- Genre: drama
- Country of origin: Canada
- Original language: English
- No. of seasons: 3

Production
- Producer: David Peddie
- Running time: 30 minutes

Original release
- Network: CBC Television
- Release: 23 September 1971 – 26 December 1973

= To See Ourselves =

To See Ourselves is a Canadian drama anthology television series which originally aired on CBC Television from 1971 to 1973.

==Premise==
The film drama series was a successor to Theatre Canada (1970). Episodes consisted of new works and adaptations of short stories. Writing was provided by both emerging and established Canadian writers such as Bryan Barney, Shirley Faessler (Can I Count You In?), David French, Stephen Leacock, W. O. Mitchell, Alice Munro, Thomas Raddall, Mordecai Richler (Mortimer Griffin and Shalinsky And How They Settled The Jewish Question), Sinclair Ross (The Painted Door), and D. O. Spettigue (Pity The Poor Piper).

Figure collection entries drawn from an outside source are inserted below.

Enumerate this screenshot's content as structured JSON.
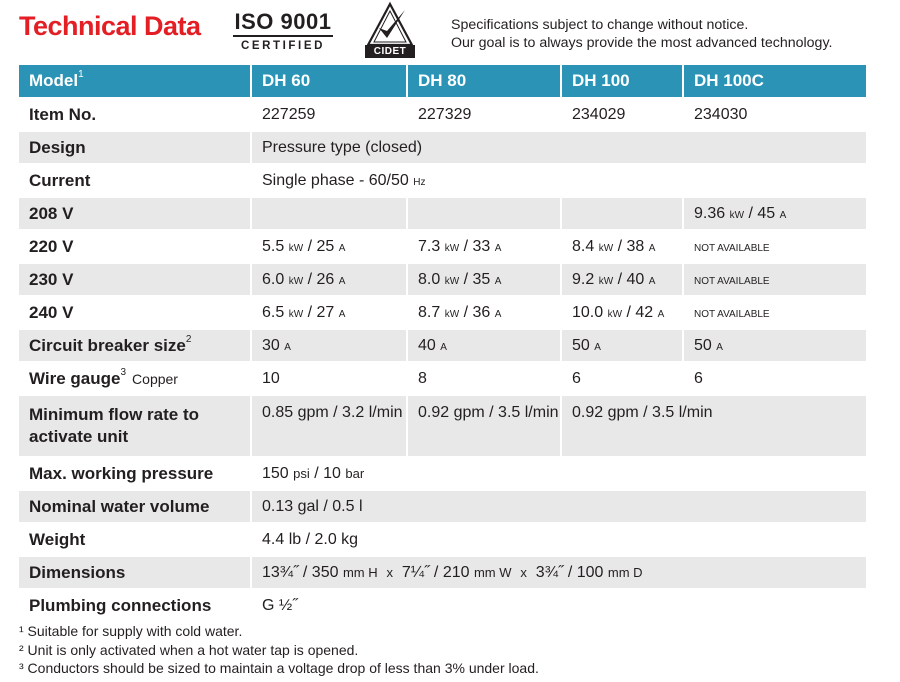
{
  "header": {
    "title": "Technical Data",
    "iso_number": "ISO 9001",
    "iso_certified": "CERTIFIED",
    "cidet_label": "CIDET",
    "notice_line1": "Specifications subject to change without notice.",
    "notice_line2": "Our goal is to always provide the most advanced technology."
  },
  "table": {
    "header": {
      "model": "Model",
      "model_note": "1",
      "dh60": "DH 60",
      "dh80": "DH 80",
      "dh100": "DH 100",
      "dh100c": "DH 100C"
    },
    "item_no": {
      "label": "Item No.",
      "dh60": "227259",
      "dh80": "227329",
      "dh100": "234029",
      "dh100c": "234030"
    },
    "design": {
      "label": "Design",
      "value": "Pressure type (closed)"
    },
    "current": {
      "label": "Current",
      "value": "Single phase - 60/50",
      "unit": "Hz"
    },
    "v208": {
      "label": "208 V",
      "dh100c_num": "9.36",
      "dh100c_kw": "kW",
      "dh100c_sep": " / 45",
      "dh100c_a": "A"
    },
    "v220": {
      "label": "220 V",
      "dh60_num": "5.5",
      "dh60_kw": "kW",
      "dh60_sep": " / 25",
      "dh80_num": "7.3",
      "dh80_sep": " / 33",
      "dh100_num": "8.4",
      "dh100_sep": " / 38",
      "a": "A",
      "kw": "kW",
      "na": "NOT AVAILABLE"
    },
    "v230": {
      "label": "230 V",
      "dh60_num": "6.0",
      "dh60_sep": " / 26",
      "dh80_num": "8.0",
      "dh80_sep": " / 35",
      "dh100_num": "9.2",
      "dh100_sep": " / 40",
      "a": "A",
      "kw": "kW",
      "na": "NOT AVAILABLE"
    },
    "v240": {
      "label": "240 V",
      "dh60_num": "6.5",
      "dh60_sep": " / 27",
      "dh80_num": "8.7",
      "dh80_sep": " / 36",
      "dh100_num": "10.0",
      "dh100_sep": " / 42",
      "a": "A",
      "kw": "kW",
      "na": "NOT AVAILABLE"
    },
    "breaker": {
      "label": "Circuit breaker size",
      "note": "2",
      "dh60": "30",
      "dh80": "40",
      "dh100": "50",
      "dh100c": "50",
      "a": "A"
    },
    "wire": {
      "label": "Wire gauge",
      "note": "3",
      "sub": "Copper",
      "dh60": "10",
      "dh80": "8",
      "dh100": "6",
      "dh100c": "6"
    },
    "flow": {
      "label_line1": "Minimum flow rate to",
      "label_line2": "activate unit",
      "dh60": "0.85 gpm / 3.2 l/min",
      "dh80": "0.92 gpm / 3.5 l/min",
      "dh100": "0.92 gpm / 3.5 l/min"
    },
    "pressure": {
      "label": "Max. working pressure",
      "num1": "150",
      "unit1": "psi",
      "sep": " / 10",
      "unit2": "bar"
    },
    "volume": {
      "label": "Nominal water volume",
      "value": "0.13 gal / 0.5 l"
    },
    "weight": {
      "label": "Weight",
      "value": "4.4 lb / 2.0 kg"
    },
    "dimensions": {
      "label": "Dimensions",
      "p1": "13¾˝ / 350",
      "u1": "mm H",
      "x1": "x",
      "p2": "7¼˝ / 210",
      "u2": "mm W",
      "x2": "x",
      "p3": "3¾˝ / 100",
      "u3": "mm D"
    },
    "plumbing": {
      "label": "Plumbing connections",
      "value": "G ½˝"
    }
  },
  "footnotes": {
    "n1": "¹ Suitable for supply with cold water.",
    "n2": "² Unit is only activated when a hot water tap is opened.",
    "n3": "³ Conductors should be sized to maintain a voltage drop of less than 3% under load."
  },
  "colors": {
    "title_red": "#e31e24",
    "header_blue": "#2a93b6",
    "stripe_gray": "#e8e8e9",
    "text": "#231f20"
  },
  "icons": {
    "cidet_logo": "checkmark-triangle-icon"
  }
}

Directors included René Bonnière, Don Owen, Peter Carter, Allan King (Mortimer Griffin and Shalinsky And How They Settled The Jewish Question), Paul Lynch (The Painted Door) and Grahame Woods.

==Scheduling==

This half-hour series was broadcast as follows (times in Eastern):

| Day | Time | Season run | Notes |
|---|---|---|---|
| Thursday | 9:30 p.m. | 23 September 1971 | 16 December 1971 |
| Friday | 10:00 p.m. | 22 September 1972 | 22 December 1972 |
| Thursday | 9:30 p.m. | 5 July 1973 | 27 September 1973 |
| Wednesday | 8:30 p.m. | 3 October 1973 | 26 December 1973 |

Rebroadcasts were aired on various occasions from May 1974 until September 1975.